Мы можем играть там, где нам разрешают. Исключение, когда они нам на субподряде что-то отдают. Bosch, например, отдает компании Prettl по всему миру делать свои небольшие изделия. У Bosch вроде со стола крошки упали, он и не заметил. А Prettl объелся, потому что он маленький. Группа компаний Prettl — скрытый лидер, она делает продукцию для Bosch на субподряде. Bosch сами делают для автомобилей систему электроники, они могут прийти в Prettl и сказать: сделай нам вот такой жгутик. Но напрямую ты поставлять Volkswagen не будешь. Мы поставляем в систему, в комплекте. То есть, например, холодильник же вам без шнура не привозят, но вы знаете Bosch, а Prettl не знаете, хотя именно Prettl делает сетевые шнуры.
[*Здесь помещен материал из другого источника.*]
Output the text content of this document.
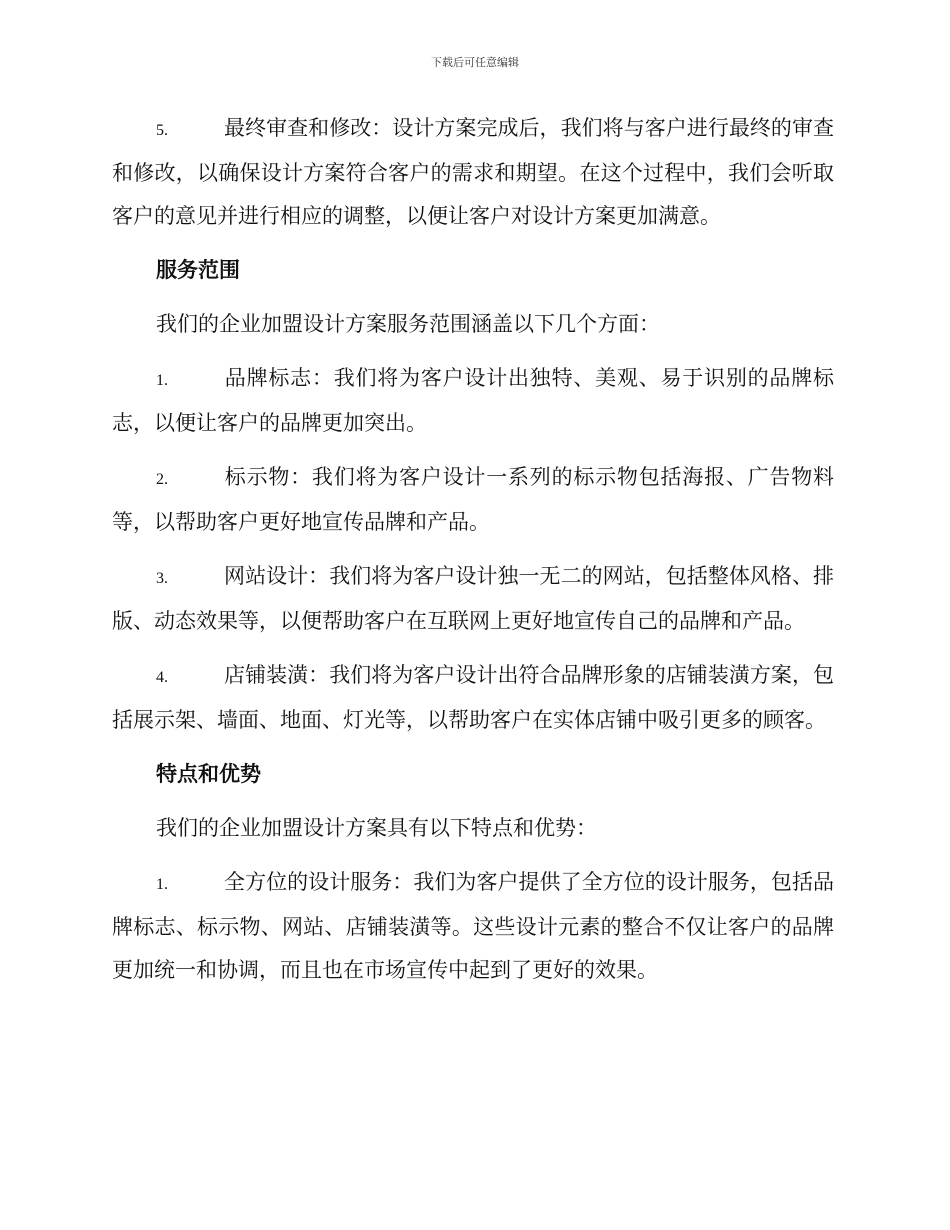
下载后可任意编辑

5.	最终审查和修改：设计方案完成后，我们将与客户进行最终的审查和修改，以确保设计方案符合客户的需求和期望。在这个过程中，我们会听取客户的意见并进行相应的调整，以便让客户对设计方案更加满意。

服务范围

我们的企业加盟设计方案服务范围涵盖以下几个方面：

1.	品牌标志：我们将为客户设计出独特、美观、易于识别的品牌标志，以便让客户的品牌更加突出。

2.	标示物：我们将为客户设计一系列的标示物包括海报、广告物料等，以帮助客户更好地宣传品牌和产品。

3.	网站设计：我们将为客户设计独一无二的网站，包括整体风格、排版、动态效果等，以便帮助客户在互联网上更好地宣传自己的品牌和产品。

4.	店铺装潢：我们将为客户设计出符合品牌形象的店铺装潢方案，包括展示架、墙面、地面、灯光等，以帮助客户在实体店铺中吸引更多的顾客。

特点和优势

我们的企业加盟设计方案具有以下特点和优势：

1.	全方位的设计服务：我们为客户提供了全方位的设计服务，包括品牌标志、标示物、网站、店铺装潢等。这些设计元素的整合不仅让客户的品牌更加统一和协调，而且也在市场宣传中起到了更好的效果。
 А кто делает жгуты, например, на KIA или Hyundai?

— Международная компания Yura, но сейчас она уходит с российского рынка. Они тоже были потенциально готовы наш провод покупать. Но только провод, не жгуты. Их они делали сами, у них в России было очень большое производство. Это очень крупная компания, но ее никто не знает. И по всему миру для этих моделей делают жгуты именно они.

 А для Volkswagen вы делаете провода или жгуты?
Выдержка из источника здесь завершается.